Wednesday, April 11, 2012

Jose Valverde: Prepare For a Return To Form

    No, Not the 49 of 49 pitcher that he was last year, but prepare for a 2.80 ERA, with 85 to 90% save opportunities converted. Valverde just isn’t as good as his stats last year. He won’t suddenly, after 9 years in the majors, have become some type of huge lock as a closer, he’ll have an above average save percentage, and a respectable ERA, but to think that after having seen 75 outings last year, ignoring the postseason, he’s just not likely to be the same guy he was last year.

There’s nothing about Valverde that suggests he’s going to be the class of the closers, and after having already blown a save (So has Mariano Rivera for what it’s worth) but he’s simply not any better now than he was 2-3 years ago, aside from having a notable streak of uninterrupted saves. Sure confidence and the ability to stay cool under pressure are what defines a closer (aside from you know, not blowing a 3 run lead in the 9th very often) but, he didn’t just come into that makeup, he wasn’t going out in Arizona or Huston praying he didn’t get shelled, he was going out there to close games, and with some pretty solid reliability he did that and he’s been doing so for the majority of his career.

If I were putting together an expansion team today, would I take Valverde? If he was available, sure! That doesn’t mean he’s the greatest closer in the league, definitely very good, but he’s much more Isringhausen than Hoffman, and at age 34, isn’t likely to start really refining himself and getting better, he had his peak year last year, and to expect anything like a repeat would be foolish. He may not fade much over the next year or two, but Valverde isn’t going to be sniffing the all times save record by his 18th season unless he starts getting a good handful of 50+ save seasons under his belt in a hurry. He started closing games at the same age as Trevor Hoffman (25), but he has not amassed near the same number of closes over the first 9 seasons that Hoffman had 314 vs 242 (Mariano Rivera has 336 between ‘96 and ‘04). It should be noted that over the first 9 year as closers both Hoffman and Rivera threw over 100 more innings than Valverde, but that only serves to drive the difference in reliability and trust that the teams controlling each pitcher had in them throughout their first 9 seasons in the ‘pen.
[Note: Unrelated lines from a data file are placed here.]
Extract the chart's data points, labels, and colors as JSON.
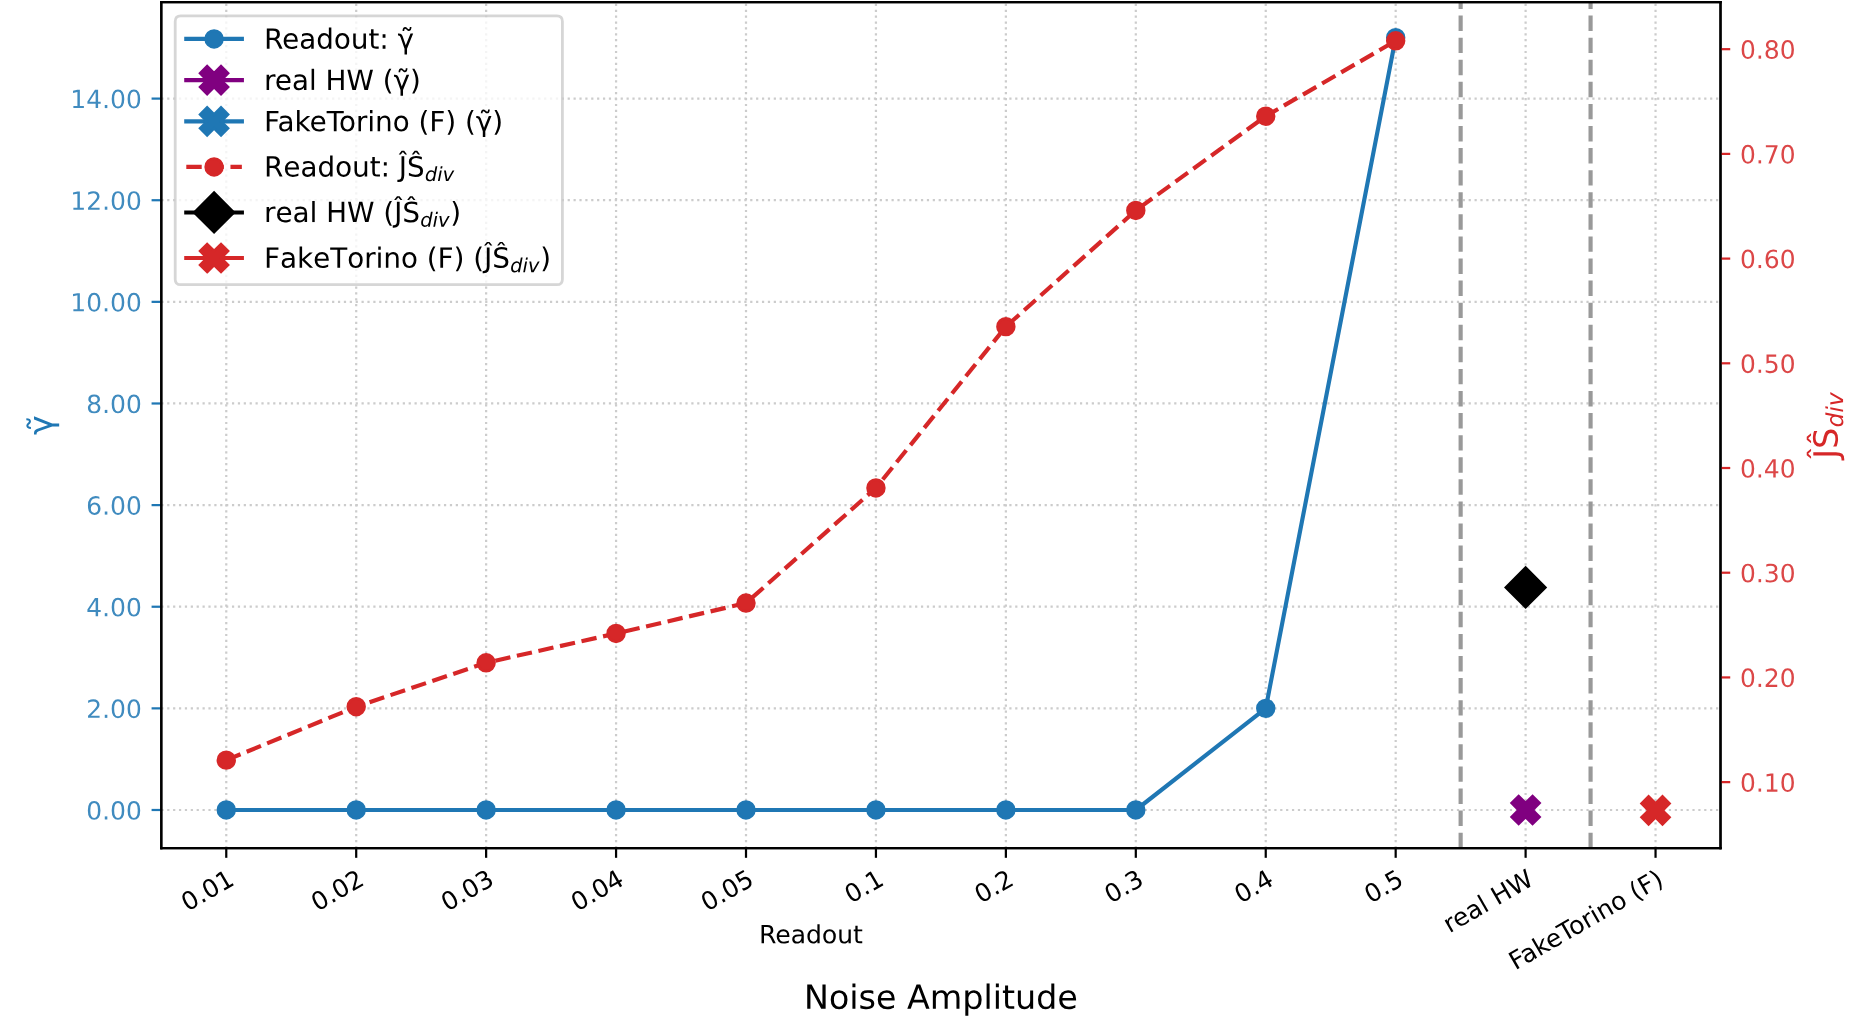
{
  "chart_data": {
    "type": "line",
    "categories": [
      "0.01",
      "0.02",
      "0.03",
      "0.04",
      "0.05",
      "0.1",
      "0.2",
      "0.3",
      "0.4",
      "0.5",
      "real HW",
      "FakeTorino (F)"
    ],
    "xlabel": "Noise Amplitude",
    "ylabel": "γ̃",
    "y2label": "ĴŜ$_{div}$",
    "annotations": [
      "Readout"
    ],
    "ylim": [
      -0.75,
      15.9
    ],
    "yticks": [
      {
        "value": 0,
        "label": "0.00"
      },
      {
        "value": 2,
        "label": "2.00"
      },
      {
        "value": 4,
        "label": "4.00"
      },
      {
        "value": 6,
        "label": "6.00"
      },
      {
        "value": 8,
        "label": "8.00"
      },
      {
        "value": 10,
        "label": "10.00"
      },
      {
        "value": 12,
        "label": "12.00"
      },
      {
        "value": 14,
        "label": "14.00"
      }
    ],
    "y2lim": [
      0.037,
      0.845
    ],
    "y2ticks": [
      {
        "value": 0.1,
        "label": "0.10"
      },
      {
        "value": 0.2,
        "label": "0.20"
      },
      {
        "value": 0.3,
        "label": "0.30"
      },
      {
        "value": 0.4,
        "label": "0.40"
      },
      {
        "value": 0.5,
        "label": "0.50"
      },
      {
        "value": 0.6,
        "label": "0.60"
      },
      {
        "value": 0.7,
        "label": "0.70"
      },
      {
        "value": 0.8,
        "label": "0.80"
      }
    ],
    "grid": true,
    "legend": "top left",
    "series": [
      {
        "name": "Readout: γ̃",
        "color": "#1f77b4",
        "marker": "circle",
        "line_style": "solid",
        "values": [
          0,
          0,
          0,
          0,
          0,
          0,
          0,
          0,
          2.0,
          15.2,
          null,
          null
        ]
      },
      {
        "name": "real HW (γ̃)",
        "type": "scatter",
        "color": "#800080",
        "marker": "cross",
        "values": [
          null,
          null,
          null,
          null,
          null,
          null,
          null,
          null,
          null,
          null,
          0,
          null
        ]
      },
      {
        "name": "FakeTorino (F) (γ̃)",
        "type": "scatter",
        "color": "#1f77b4",
        "marker": "cross",
        "values": [
          null,
          null,
          null,
          null,
          null,
          null,
          null,
          null,
          null,
          null,
          null,
          null
        ]
      },
      {
        "name": "Readout: ĴŜ$_{div}$",
        "axis": "y2",
        "color": "#d62728",
        "marker": "circle",
        "line_style": "dashed",
        "values": [
          0.121,
          0.172,
          0.214,
          0.242,
          0.271,
          0.381,
          0.535,
          0.646,
          0.736,
          0.808,
          null,
          null
        ]
      },
      {
        "name": "real HW (ĴŜ$_{div}$)",
        "type": "scatter",
        "axis": "y2",
        "color": "#000000",
        "marker": "diamond",
        "values": [
          null,
          null,
          null,
          null,
          null,
          null,
          null,
          null,
          null,
          null,
          0.286,
          null
        ]
      },
      {
        "name": "FakeTorino (F) (ĴŜ$_{div}$)",
        "type": "scatter",
        "axis": "y2",
        "color": "#d62728",
        "marker": "cross",
        "values": [
          null,
          null,
          null,
          null,
          null,
          null,
          null,
          null,
          null,
          null,
          null,
          0.073
        ]
      }
    ]
  }
}
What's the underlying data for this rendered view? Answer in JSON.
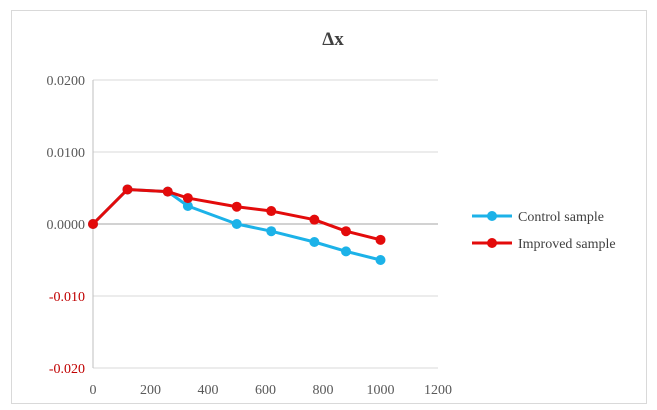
{
  "chart_data": {
    "type": "line",
    "title": "Δx",
    "xlabel": "",
    "ylabel": "",
    "xlim": [
      0,
      1200
    ],
    "ylim": [
      -0.02,
      0.02
    ],
    "x_ticks": [
      0,
      200,
      400,
      600,
      800,
      1000,
      1200
    ],
    "y_ticks": [
      0.02,
      0.01,
      0.0,
      -0.01,
      -0.02
    ],
    "y_tick_labels": [
      "0.0200",
      "0.0100",
      "0.0000",
      "-0.010",
      "-0.020"
    ],
    "legend_position": "right",
    "series": [
      {
        "name": "Control sample",
        "color": "#1CB2E8",
        "x": [
          0,
          120,
          260,
          330,
          500,
          620,
          770,
          880,
          1000
        ],
        "y": [
          0.0,
          0.0048,
          0.0045,
          0.0025,
          0.0,
          -0.001,
          -0.0025,
          -0.0038,
          -0.005
        ]
      },
      {
        "name": "Improved sample",
        "color": "#E30B0B",
        "x": [
          0,
          120,
          260,
          330,
          500,
          620,
          770,
          880,
          1000
        ],
        "y": [
          0.0,
          0.0048,
          0.0045,
          0.0036,
          0.0024,
          0.0018,
          0.0006,
          -0.001,
          -0.0022
        ]
      }
    ]
  }
}
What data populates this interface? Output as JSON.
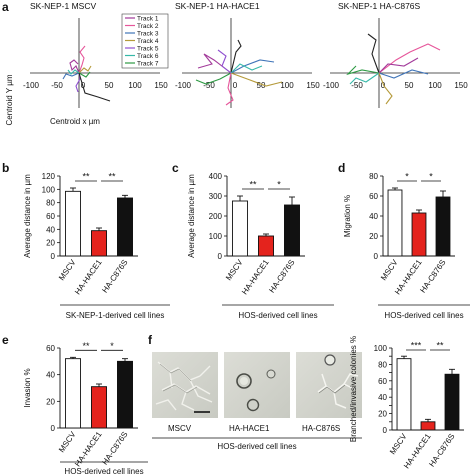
{
  "colors": {
    "mscv": "#ffffff",
    "hace1": "#e4231d",
    "c876s": "#111111",
    "track1": "#a23a9a",
    "track2": "#e6569a",
    "track3": "#3f74b8",
    "track4": "#b59a3a",
    "track5": "#8f4fd0",
    "track6": "#35b8a8",
    "track7": "#2d9a43"
  },
  "panel_labels": {
    "a": "a",
    "b": "b",
    "c": "c",
    "d": "d",
    "e": "e",
    "f": "f"
  },
  "panel_a": {
    "titles": [
      "SK-NEP-1 MSCV",
      "SK-NEP-1 HA-HACE1",
      "SK-NEP-1 HA-C876S"
    ],
    "y_axis_label": "Centroid Y µm",
    "x_axis_label": "Centroid x µm",
    "x_ticks": [
      "-100",
      "-50",
      "0",
      "50",
      "100",
      "150"
    ],
    "legend": [
      "Track 1",
      "Track 2",
      "Track 3",
      "Track 4",
      "Track 5",
      "Track 6",
      "Track 7"
    ]
  },
  "panel_f": {
    "images": [
      "MSCV",
      "HA-HACE1",
      "HA-C876S"
    ],
    "group_label": "HOS-derived cell lines"
  },
  "chart_data": [
    {
      "panel": "b",
      "type": "bar",
      "categories": [
        "MSCV",
        "HA-HACE1",
        "HA-C876S"
      ],
      "values": [
        97,
        38,
        87
      ],
      "errors": [
        5,
        4,
        4
      ],
      "ylabel": "Average distance in µm",
      "xlabel": "SK-NEP-1-derived cell lines",
      "ylim": [
        0,
        120
      ],
      "yticks": [
        0,
        20,
        40,
        60,
        80,
        100,
        120
      ],
      "significance": [
        {
          "from": 0,
          "to": 1,
          "label": "**"
        },
        {
          "from": 1,
          "to": 2,
          "label": "**"
        }
      ]
    },
    {
      "panel": "c",
      "type": "bar",
      "categories": [
        "MSCV",
        "HA-HACE1",
        "HA-C876S"
      ],
      "values": [
        275,
        100,
        255
      ],
      "errors": [
        25,
        10,
        40
      ],
      "ylabel": "Average distance in µm",
      "xlabel": "HOS-derived cell lines",
      "ylim": [
        0,
        400
      ],
      "yticks": [
        0,
        100,
        200,
        300,
        400
      ],
      "significance": [
        {
          "from": 0,
          "to": 1,
          "label": "**"
        },
        {
          "from": 1,
          "to": 2,
          "label": "*"
        }
      ]
    },
    {
      "panel": "d",
      "type": "bar",
      "categories": [
        "MSCV",
        "HA-HACE1",
        "HA-C876S"
      ],
      "values": [
        66,
        43,
        59
      ],
      "errors": [
        2,
        3,
        6
      ],
      "ylabel": "Migration %",
      "xlabel": "HOS-derived cell lines",
      "ylim": [
        0,
        80
      ],
      "yticks": [
        0,
        20,
        40,
        60,
        80
      ],
      "significance": [
        {
          "from": 0,
          "to": 1,
          "label": "*"
        },
        {
          "from": 1,
          "to": 2,
          "label": "*"
        }
      ]
    },
    {
      "panel": "e",
      "type": "bar",
      "categories": [
        "MSCV",
        "HA-HACE1",
        "HA-C876S"
      ],
      "values": [
        52,
        31,
        50
      ],
      "errors": [
        1,
        2,
        2
      ],
      "ylabel": "Invasion %",
      "xlabel": "HOS-derived cell lines",
      "ylim": [
        0,
        60
      ],
      "yticks": [
        0,
        20,
        40,
        60
      ],
      "significance": [
        {
          "from": 0,
          "to": 1,
          "label": "**"
        },
        {
          "from": 1,
          "to": 2,
          "label": "*"
        }
      ]
    },
    {
      "panel": "f",
      "type": "bar",
      "categories": [
        "MSCV",
        "HA-HACE1",
        "HA-C876S"
      ],
      "values": [
        87,
        10,
        68
      ],
      "errors": [
        3,
        3,
        6
      ],
      "ylabel": "Branched/invasive colonies %",
      "xlabel": "",
      "ylim": [
        0,
        100
      ],
      "yticks": [
        0,
        10,
        20,
        30,
        40,
        50,
        60,
        70,
        80,
        90,
        100
      ],
      "significance": [
        {
          "from": 0,
          "to": 1,
          "label": "***"
        },
        {
          "from": 1,
          "to": 2,
          "label": "**"
        }
      ]
    }
  ]
}
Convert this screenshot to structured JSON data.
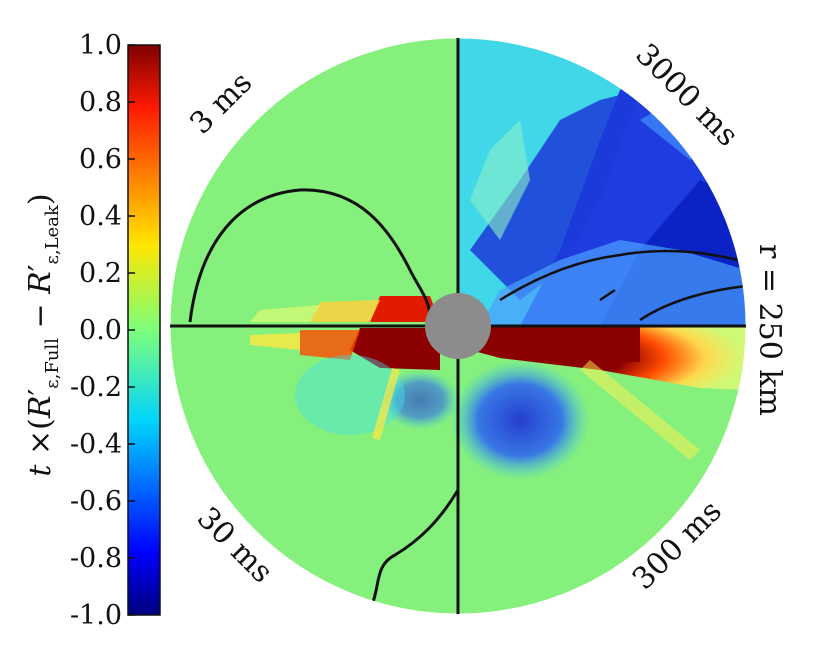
{
  "chart_data": {
    "type": "heatmap",
    "title": "",
    "colorbar": {
      "label": "t ×(R′ε,Full − R′ε,Leak)",
      "min": -1.0,
      "max": 1.0,
      "ticks": [
        "1.0",
        "0.8",
        "0.6",
        "0.4",
        "0.2",
        "0.0",
        "-0.2",
        "-0.4",
        "-0.6",
        "-0.8",
        "-1.0"
      ],
      "colormap": "jet"
    },
    "quadrants": [
      {
        "label": "3 ms",
        "position": "top-left"
      },
      {
        "label": "3000 ms",
        "position": "top-right"
      },
      {
        "label": "30 ms",
        "position": "bottom-left"
      },
      {
        "label": "300 ms",
        "position": "bottom-right"
      }
    ],
    "radius_label": "r = 250 km",
    "colors": {
      "neutral": "#86f07c",
      "positive_max": "#8b0000",
      "negative_max": "#0a1cd6",
      "core": "#8c8c8c",
      "contour": "#111111"
    }
  }
}
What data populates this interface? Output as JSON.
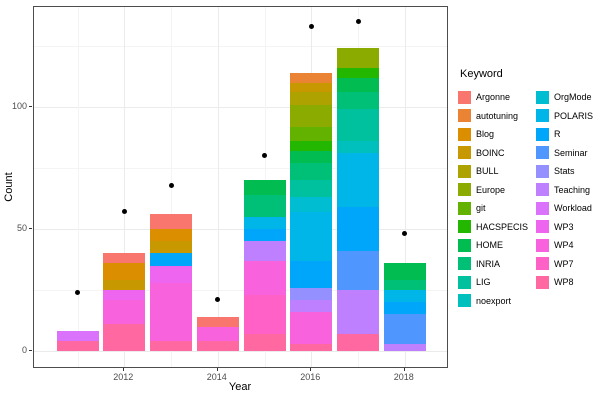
{
  "chart_data": {
    "type": "bar",
    "subtype": "stacked-with-points",
    "title": "",
    "xlabel": "Year",
    "ylabel": "Count",
    "legend_title": "Keyword",
    "x_tick_years_major": [
      2012,
      2014,
      2016,
      2018
    ],
    "x_tick_years_minor": [
      2011,
      2013,
      2015,
      2017
    ],
    "y_ticks_major": [
      0,
      50,
      100
    ],
    "y_ticks_minor": [
      25,
      75,
      125
    ],
    "ylim": [
      0,
      141
    ],
    "grid": "on",
    "legend_position": "right",
    "keywords": [
      {
        "name": "Argonne",
        "color": "#F8766D"
      },
      {
        "name": "autotuning",
        "color": "#EB8335"
      },
      {
        "name": "Blog",
        "color": "#DB8E00"
      },
      {
        "name": "BOINC",
        "color": "#C79800"
      },
      {
        "name": "BULL",
        "color": "#AEA200"
      },
      {
        "name": "Europe",
        "color": "#8CAB00"
      },
      {
        "name": "git",
        "color": "#64B200"
      },
      {
        "name": "HACSPECIS",
        "color": "#24B700"
      },
      {
        "name": "HOME",
        "color": "#00BC51"
      },
      {
        "name": "INRIA",
        "color": "#00C078"
      },
      {
        "name": "LIG",
        "color": "#00C19E"
      },
      {
        "name": "noexport",
        "color": "#00C0BE"
      },
      {
        "name": "OrgMode",
        "color": "#00BDD2"
      },
      {
        "name": "POLARIS",
        "color": "#00B5E8"
      },
      {
        "name": "R",
        "color": "#00A6FA"
      },
      {
        "name": "Seminar",
        "color": "#4F96FF"
      },
      {
        "name": "Stats",
        "color": "#9590FF"
      },
      {
        "name": "Teaching",
        "color": "#BF80FF"
      },
      {
        "name": "Workload",
        "color": "#DB72FB"
      },
      {
        "name": "WP3",
        "color": "#EE65F0"
      },
      {
        "name": "WP4",
        "color": "#F962DD"
      },
      {
        "name": "WP7",
        "color": "#FF61C7"
      },
      {
        "name": "WP8",
        "color": "#FF68A1"
      }
    ],
    "bars": [
      {
        "year": 2011,
        "total": 8,
        "segments_bottom_to_top": [
          {
            "keyword": "WP8",
            "value": 4
          },
          {
            "keyword": "Workload",
            "value": 4
          }
        ]
      },
      {
        "year": 2012,
        "total": 40,
        "segments_bottom_to_top": [
          {
            "keyword": "WP8",
            "value": 11
          },
          {
            "keyword": "WP4",
            "value": 10
          },
          {
            "keyword": "WP3",
            "value": 4
          },
          {
            "keyword": "BOINC",
            "value": 4
          },
          {
            "keyword": "Blog",
            "value": 7
          },
          {
            "keyword": "Argonne",
            "value": 4
          }
        ]
      },
      {
        "year": 2013,
        "total": 56,
        "segments_bottom_to_top": [
          {
            "keyword": "WP8",
            "value": 4
          },
          {
            "keyword": "WP4",
            "value": 24
          },
          {
            "keyword": "WP3",
            "value": 7
          },
          {
            "keyword": "R",
            "value": 5
          },
          {
            "keyword": "BOINC",
            "value": 5
          },
          {
            "keyword": "Blog",
            "value": 5
          },
          {
            "keyword": "Argonne",
            "value": 6
          }
        ]
      },
      {
        "year": 2014,
        "total": 14,
        "segments_bottom_to_top": [
          {
            "keyword": "WP8",
            "value": 4
          },
          {
            "keyword": "WP4",
            "value": 6
          },
          {
            "keyword": "Argonne",
            "value": 4
          }
        ]
      },
      {
        "year": 2015,
        "total": 70,
        "segments_bottom_to_top": [
          {
            "keyword": "WP8",
            "value": 7
          },
          {
            "keyword": "WP7",
            "value": 16
          },
          {
            "keyword": "WP4",
            "value": 14
          },
          {
            "keyword": "Teaching",
            "value": 8
          },
          {
            "keyword": "R",
            "value": 5
          },
          {
            "keyword": "POLARIS",
            "value": 5
          },
          {
            "keyword": "INRIA",
            "value": 9
          },
          {
            "keyword": "HOME",
            "value": 6
          }
        ]
      },
      {
        "year": 2016,
        "total": 114,
        "segments_bottom_to_top": [
          {
            "keyword": "WP8",
            "value": 3
          },
          {
            "keyword": "WP4",
            "value": 13
          },
          {
            "keyword": "Teaching",
            "value": 5
          },
          {
            "keyword": "Stats",
            "value": 5
          },
          {
            "keyword": "R",
            "value": 11
          },
          {
            "keyword": "POLARIS",
            "value": 20
          },
          {
            "keyword": "OrgMode",
            "value": 6
          },
          {
            "keyword": "LIG",
            "value": 7
          },
          {
            "keyword": "INRIA",
            "value": 7
          },
          {
            "keyword": "HOME",
            "value": 5
          },
          {
            "keyword": "HACSPECIS",
            "value": 4
          },
          {
            "keyword": "git",
            "value": 6
          },
          {
            "keyword": "Europe",
            "value": 9
          },
          {
            "keyword": "BULL",
            "value": 5
          },
          {
            "keyword": "BOINC",
            "value": 4
          },
          {
            "keyword": "autotuning",
            "value": 4
          }
        ]
      },
      {
        "year": 2017,
        "total": 124,
        "segments_bottom_to_top": [
          {
            "keyword": "WP8",
            "value": 7
          },
          {
            "keyword": "Teaching",
            "value": 18
          },
          {
            "keyword": "Seminar",
            "value": 16
          },
          {
            "keyword": "R",
            "value": 18
          },
          {
            "keyword": "POLARIS",
            "value": 22
          },
          {
            "keyword": "noexport",
            "value": 5
          },
          {
            "keyword": "LIG",
            "value": 13
          },
          {
            "keyword": "INRIA",
            "value": 7
          },
          {
            "keyword": "HOME",
            "value": 6
          },
          {
            "keyword": "HACSPECIS",
            "value": 4
          },
          {
            "keyword": "Europe",
            "value": 8
          }
        ]
      },
      {
        "year": 2018,
        "total": 36,
        "segments_bottom_to_top": [
          {
            "keyword": "Teaching",
            "value": 3
          },
          {
            "keyword": "Seminar",
            "value": 12
          },
          {
            "keyword": "R",
            "value": 5
          },
          {
            "keyword": "POLARIS",
            "value": 5
          },
          {
            "keyword": "INRIA",
            "value": 4
          },
          {
            "keyword": "HOME",
            "value": 7
          }
        ]
      }
    ],
    "points": [
      {
        "year": 2011,
        "count": 24
      },
      {
        "year": 2012,
        "count": 57
      },
      {
        "year": 2013,
        "count": 68
      },
      {
        "year": 2014,
        "count": 21
      },
      {
        "year": 2015,
        "count": 80
      },
      {
        "year": 2016,
        "count": 133
      },
      {
        "year": 2017,
        "count": 135
      },
      {
        "year": 2018,
        "count": 48
      }
    ]
  },
  "colors": {
    "panel_border": "#4d4d4d",
    "grid_major": "#ebebeb",
    "grid_minor": "#f4f4f4",
    "tick_text": "#4d4d4d",
    "point": "#000000"
  }
}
Again, it’s not to say that Valverde isn’t a very good closer, he is, but it is to say that he’s currently overrated, and expectations should start coming down to earth in a hurry.

1 comment:

  1. To help your argument, Valverde's FIP (or DERA) last year, according to Fangraphs was 3.55, which isn't bad but not as good as his real ERA so his defense saved him some runs. His K/9 has gone down every year since 2006 (12.59-8.59) and his BB/9 has stayed fairly constant the last couple of years (was 4.23). For all those saves last year, FG had him at 1.0 WAR. He was more replaceable than you'd think.